MISSISSIPPIAN TECTONIC EVOLUTION OF THE GREAT BASIN: INSIGHTS FROM COMPILATION OF A LARGE SUBSURFACE DATASET
The results summarized here, based on more than 1400 analyses from both publicly accessible and proprietary data, demonstrate that the Gap Wash Formation and the Chainman Shale have different origins. Most important for resource assessment, the Gap Wash has significantly better potential as a hydrocarbon source than the Chainman. Electric logs in numerous wells show the unconformity clearly, allowing regional correlation and mapping. Subsurface data presented here demonstrate that the C2 unconformity extends south into southern Nevada and east into Utah.
Once the Gap Wash and Chainman mudrocks can be distinguished and considered separately, they reveal a more nuanced tectonic history of the continental margin during Mississippian time.

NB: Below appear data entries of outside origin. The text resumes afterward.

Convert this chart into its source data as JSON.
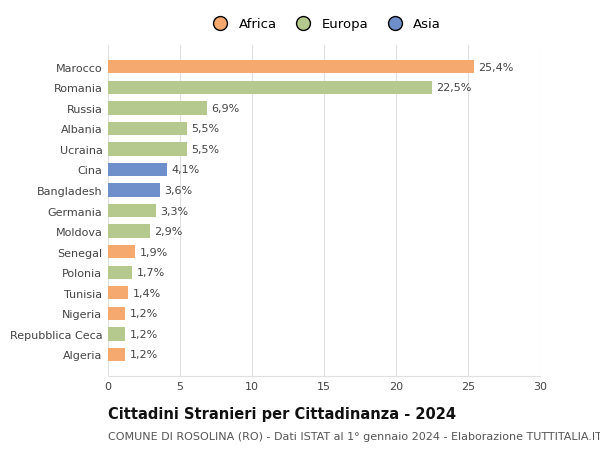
{
  "categories": [
    "Algeria",
    "Repubblica Ceca",
    "Nigeria",
    "Tunisia",
    "Polonia",
    "Senegal",
    "Moldova",
    "Germania",
    "Bangladesh",
    "Cina",
    "Ucraina",
    "Albania",
    "Russia",
    "Romania",
    "Marocco"
  ],
  "values": [
    1.2,
    1.2,
    1.2,
    1.4,
    1.7,
    1.9,
    2.9,
    3.3,
    3.6,
    4.1,
    5.5,
    5.5,
    6.9,
    22.5,
    25.4
  ],
  "labels": [
    "1,2%",
    "1,2%",
    "1,2%",
    "1,4%",
    "1,7%",
    "1,9%",
    "2,9%",
    "3,3%",
    "3,6%",
    "4,1%",
    "5,5%",
    "5,5%",
    "6,9%",
    "22,5%",
    "25,4%"
  ],
  "colors": [
    "#f5a96e",
    "#b5c98e",
    "#f5a96e",
    "#f5a96e",
    "#b5c98e",
    "#f5a96e",
    "#b5c98e",
    "#b5c98e",
    "#6e8fc9",
    "#6e8fc9",
    "#b5c98e",
    "#b5c98e",
    "#b5c98e",
    "#b5c98e",
    "#f5a96e"
  ],
  "legend_labels": [
    "Africa",
    "Europa",
    "Asia"
  ],
  "legend_colors": [
    "#f5a96e",
    "#b5c98e",
    "#6e8fc9"
  ],
  "title": "Cittadini Stranieri per Cittadinanza - 2024",
  "subtitle": "COMUNE DI ROSOLINA (RO) - Dati ISTAT al 1° gennaio 2024 - Elaborazione TUTTITALIA.IT",
  "xlim": [
    0,
    30
  ],
  "xticks": [
    0,
    5,
    10,
    15,
    20,
    25,
    30
  ],
  "background_color": "#ffffff",
  "grid_color": "#e0e0e0",
  "bar_height": 0.65,
  "title_fontsize": 10.5,
  "subtitle_fontsize": 8,
  "label_fontsize": 8,
  "tick_fontsize": 8,
  "legend_fontsize": 9.5
}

The Gap Wash Formation was deposited into accommodation space created by the loading of the continental margin during the Antler orogeny. The Chainman Shale was deposited into a broad transgressive seaway that subsided in response to resumed continental margin contraction in late Meramecian time. The angular unconformity between them (C2) records Mississippian (Meramecian) tectonism that post-dates the Antler orogeny. The tectonic implications of this work reinforce previous evidence that the western margin of North America was not quiescent after the Devonian-Mississippian Antler orogeny. Rather, shortening continued episodically through the Mississippian and later, with far-field effects extending well to the east of the shortening-related structures.